Expert witness claims proof of ethnic cleansing can be seen in population change

COURTSIDE: Bosanski Samac Trial

Expert witness claims proof of ethnic cleansing can be seen in population change

An expert witness last week testified that changes in the ethnic composition of north-west Bosnia show ethnic cleansing took place in the region.


The tribunal prosecution team's demographics expert Ewa Tabeau, together with Jakub Bijak, prepared a report on demographic changes in the municipalities of Bosanski Samac and Odzak.


The defence team for Simo Zaric, Miroslav Tadic and Blagoje Simic - accused of persecution of non-Serbs in the area - argued that Tabeau's evidence is biased by the very fact that she works for the prosecution team.


The team also challenged the methods used by the witness to compare the ethnic statistics from 1997 to those from 1991. Tabeau used the Bosnian 1991 population census and the OSCE 1997 electoral voters' register, which she maintains is acceptable analysis procedure.

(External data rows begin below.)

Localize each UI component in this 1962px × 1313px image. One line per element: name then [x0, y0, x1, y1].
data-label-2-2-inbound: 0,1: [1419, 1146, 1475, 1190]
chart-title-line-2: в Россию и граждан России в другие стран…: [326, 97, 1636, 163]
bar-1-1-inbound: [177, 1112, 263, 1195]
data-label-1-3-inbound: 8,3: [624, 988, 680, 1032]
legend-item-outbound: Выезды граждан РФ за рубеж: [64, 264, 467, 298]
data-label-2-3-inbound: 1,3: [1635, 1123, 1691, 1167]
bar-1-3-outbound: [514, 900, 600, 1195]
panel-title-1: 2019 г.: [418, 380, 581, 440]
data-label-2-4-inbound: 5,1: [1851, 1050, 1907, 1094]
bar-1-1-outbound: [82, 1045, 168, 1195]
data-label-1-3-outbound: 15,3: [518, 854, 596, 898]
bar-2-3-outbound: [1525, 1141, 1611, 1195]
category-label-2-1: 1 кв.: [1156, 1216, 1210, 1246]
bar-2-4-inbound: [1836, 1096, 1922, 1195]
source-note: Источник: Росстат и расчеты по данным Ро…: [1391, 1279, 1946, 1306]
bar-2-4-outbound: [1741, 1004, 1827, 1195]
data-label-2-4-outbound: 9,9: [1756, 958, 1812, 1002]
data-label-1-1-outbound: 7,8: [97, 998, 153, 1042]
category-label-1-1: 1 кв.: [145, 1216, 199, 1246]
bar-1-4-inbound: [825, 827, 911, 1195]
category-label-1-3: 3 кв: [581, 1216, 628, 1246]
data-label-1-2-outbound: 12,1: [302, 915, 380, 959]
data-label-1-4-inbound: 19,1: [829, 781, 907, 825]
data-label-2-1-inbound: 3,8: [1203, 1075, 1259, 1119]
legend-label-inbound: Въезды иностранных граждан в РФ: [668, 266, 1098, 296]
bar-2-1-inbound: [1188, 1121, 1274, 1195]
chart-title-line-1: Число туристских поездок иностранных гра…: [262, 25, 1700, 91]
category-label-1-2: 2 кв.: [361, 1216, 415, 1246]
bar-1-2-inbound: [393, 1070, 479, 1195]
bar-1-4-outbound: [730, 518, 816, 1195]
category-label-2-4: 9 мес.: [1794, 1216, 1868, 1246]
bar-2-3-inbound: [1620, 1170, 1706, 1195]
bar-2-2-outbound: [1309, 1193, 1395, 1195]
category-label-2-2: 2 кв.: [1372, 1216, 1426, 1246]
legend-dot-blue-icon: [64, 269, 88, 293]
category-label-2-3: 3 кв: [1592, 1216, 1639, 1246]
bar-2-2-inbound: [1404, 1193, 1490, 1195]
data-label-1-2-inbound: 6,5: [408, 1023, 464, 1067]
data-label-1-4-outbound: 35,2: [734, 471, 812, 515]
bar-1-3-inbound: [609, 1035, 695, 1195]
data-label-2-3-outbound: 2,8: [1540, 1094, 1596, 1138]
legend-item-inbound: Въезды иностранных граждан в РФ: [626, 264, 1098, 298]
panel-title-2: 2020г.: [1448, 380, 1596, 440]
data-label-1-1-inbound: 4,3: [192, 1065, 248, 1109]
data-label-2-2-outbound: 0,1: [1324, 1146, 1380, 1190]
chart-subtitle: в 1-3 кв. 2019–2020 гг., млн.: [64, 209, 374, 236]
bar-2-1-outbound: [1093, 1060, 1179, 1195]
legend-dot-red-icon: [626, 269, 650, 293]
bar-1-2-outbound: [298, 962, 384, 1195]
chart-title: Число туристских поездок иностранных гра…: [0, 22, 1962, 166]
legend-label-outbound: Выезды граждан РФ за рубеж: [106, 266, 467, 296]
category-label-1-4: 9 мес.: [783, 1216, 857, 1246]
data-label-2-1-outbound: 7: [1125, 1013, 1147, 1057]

After the war, the municipalities of Bosanski Samac and Odzak were split by the line that divided the country into two entities - Republika Srpska, RS, and the Federation. A relatively low number of refugees have since returned to their pre-war properties in the RS.


While the Federation section of Samac municipality maintained its pre-war ethnic structure in 1997 - with a 98 per cent Croat majority - the situation in the RS area was very different. While Serbs constituted 55 per cent of its 1995 population, the figure jumped to 92 per cent in 1997. The 27 per cent of Croats and 10 per cent of Muslims present in 1991 had almost disappeared.


In the Federation's part of Odzak municipality, the ethnic composition has also changed in six years. There, Croats retained their majority while the 22 per cent of Serbs had virtually disappeared by 1997. However, the Muslim minority had increased.


In RS Odzak, Croats and Muslims, which had formed the 1991 majority with around 38 per cent of the population each, had almost disappeared by 1997. The Serb population, which previously comprised only 19 per cent, had risen to 93 per cent by then.


Tabeau and Bijak concluded that the mass disappearance of Muslims and Croats from Serb-held Samac and Odzak was a clear example of ethnic cleansing. Their report also showed that ethnically-mixed areas throughout Bosnia-Herzegovina had all but vanished by 1997 as a result of large-scale population movement.